Les eurodéputés souhaitaient notamment interroger Amazon sur les mécanismes de surveillance numérique, les quotas imposés aux travailleurs et les systèmes automatisés d'évaluation. Des pratiques qui, selon plusieurs syndicats européens, contribueraient à un environnement de travail excessivement stressant et physiquement éprouvant.
La réponse syndicale s'organise
Cette décision institutionnelle s'inscrit dans un mouvement plus large. Un collectif de 34 organisations syndicales et de la société civile avait soutenu cette demande de sanction, sous l'égide de la campagne internationale "Make Amazon Pay". Cette coalition réclame des améliorations concrètes sur trois fronts : revalorisation des salaires, respect des droits syndicaux et transparence fiscale.
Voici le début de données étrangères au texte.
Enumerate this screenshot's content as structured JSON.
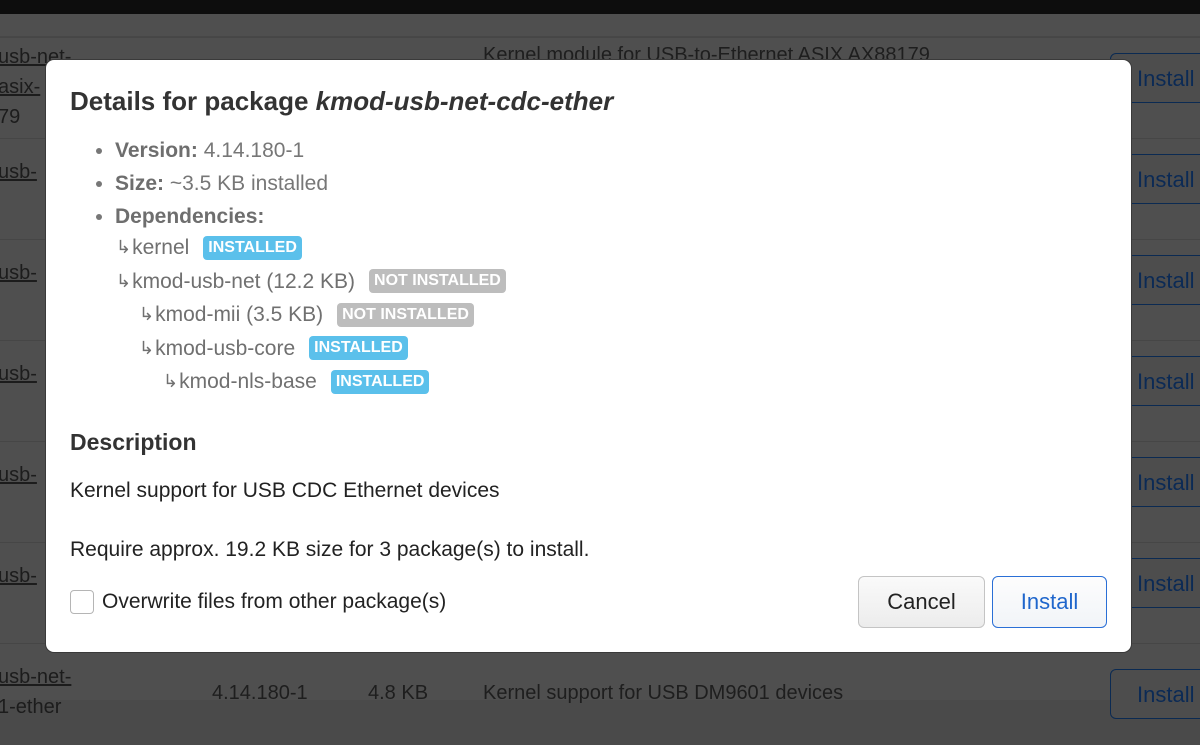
{
  "background": {
    "rows": [
      {
        "pkg_line1": "usb-net-asix-",
        "pkg_line2": "79",
        "version": "",
        "size": "",
        "desc": "Kernel module for USB-to-Ethernet ASIX AX88179",
        "install_label": "Install"
      },
      {
        "pkg_line1": "usb-",
        "pkg_line2": "",
        "version": "",
        "size": "",
        "desc": "",
        "install_label": "Install"
      },
      {
        "pkg_line1": "usb-",
        "pkg_line2": "",
        "version": "",
        "size": "",
        "desc": "",
        "install_label": "Install"
      },
      {
        "pkg_line1": "usb-",
        "pkg_line2": "",
        "version": "",
        "size": "",
        "desc": "",
        "install_label": "Install"
      },
      {
        "pkg_line1": "usb-",
        "pkg_line2": "",
        "version": "",
        "size": "",
        "desc": "",
        "install_label": "Install"
      },
      {
        "pkg_line1": "usb-",
        "pkg_line2": "",
        "version": "",
        "size": "",
        "desc": "",
        "install_label": "Install"
      },
      {
        "pkg_line1": "usb-net-",
        "pkg_line2": "1-ether",
        "version": "4.14.180-1",
        "size": "4.8 KB",
        "desc": "Kernel support for USB DM9601 devices",
        "install_label": "Install"
      }
    ]
  },
  "modal": {
    "title_prefix": "Details for package ",
    "package_name": "kmod-usb-net-cdc-ether",
    "info": {
      "version_label": "Version:",
      "version_value": " 4.14.180-1",
      "size_label": "Size:",
      "size_value": " ~3.5 KB installed",
      "deps_label": "Dependencies:"
    },
    "dependencies": [
      {
        "name": "kernel",
        "level": 0,
        "status": "INSTALLED",
        "installed": true
      },
      {
        "name": "kmod-usb-net (12.2 KB)",
        "level": 0,
        "status": "NOT INSTALLED",
        "installed": false
      },
      {
        "name": "kmod-mii (3.5 KB)",
        "level": 1,
        "status": "NOT INSTALLED",
        "installed": false
      },
      {
        "name": "kmod-usb-core",
        "level": 1,
        "status": "INSTALLED",
        "installed": true
      },
      {
        "name": "kmod-nls-base",
        "level": 2,
        "status": "INSTALLED",
        "installed": true
      }
    ],
    "arrow_glyph": "↳",
    "description_heading": "Description",
    "description_text": "Kernel support for USB CDC Ethernet devices",
    "require_text": "Require approx. 19.2 KB size for 3 package(s) to install.",
    "overwrite_label": "Overwrite files from other package(s)",
    "overwrite_checked": false,
    "cancel_label": "Cancel",
    "install_label": "Install"
  },
  "colors": {
    "installed_badge": "#5bc0eb",
    "not_installed_badge": "#bdbdbd",
    "primary_button": "#1f66cc"
  }
}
Amazon a réagi en exprimant sa "déception", affirmant collaborer régulièrement avec les institutions européennes sur d'autres sujets. L'entreprise maintient son engagement à "travailler de manière constructive avec les décideurs politiques", mais cette position peine à convaincre face au refus répété de participer aux auditions spécifiques sur les conditions de travail.
Les eurodéputés changent de stratégie
Privés de la possibilité d'entendre directement les représentants d'Amazon, les législateurs européens ont décidé d'inverser l'approche. Une initiative coordonnée par UNI Europa a permis à plusieurs eurodéputés de se rendre directement dans différents pays pour rencontrer les salariés et les représentants syndicaux d'Amazon.
Cette démarche de terrain vise à recueillir des témoignages directs sur les réalités du travail dans les entrepôts et à maintenir la pression sur l'entreprise. Pour les législateurs, il s'agit aussi de signaler que le respect des normes sociales européennes n'est pas négociable, même pour les géants technologiques.
Une réintégration sous conditions
En octobre 2024, Amazon avait tenté de renouer le dialogue par courrier, mais les parlementaires ont fixé des conditions strictes pour lever la sanction : participation à une audition publique et ouverture des entrepôts aux missions d'enquête parlementaire.
Pour l'instant, la balle reste dans le camp du géant américain. Cette confrontation pose une question fondamentale : jusqu'où les grandes entreprises technologiques peuvent-elles définir leurs propres règles face aux institutions démocratiques européennes?
L'affaire dépasse largement le cadre d'un simple différend administratif pour s'imposer comme un test crucial du pouvoir de régulation européen face aux géants de la tech. Pour Amazon, dont le modèle d'affaires repose sur une logistique ultra-optimisée, les implications pourraient être considérables si d'autres institutions emboîtaient le pas au Parlement.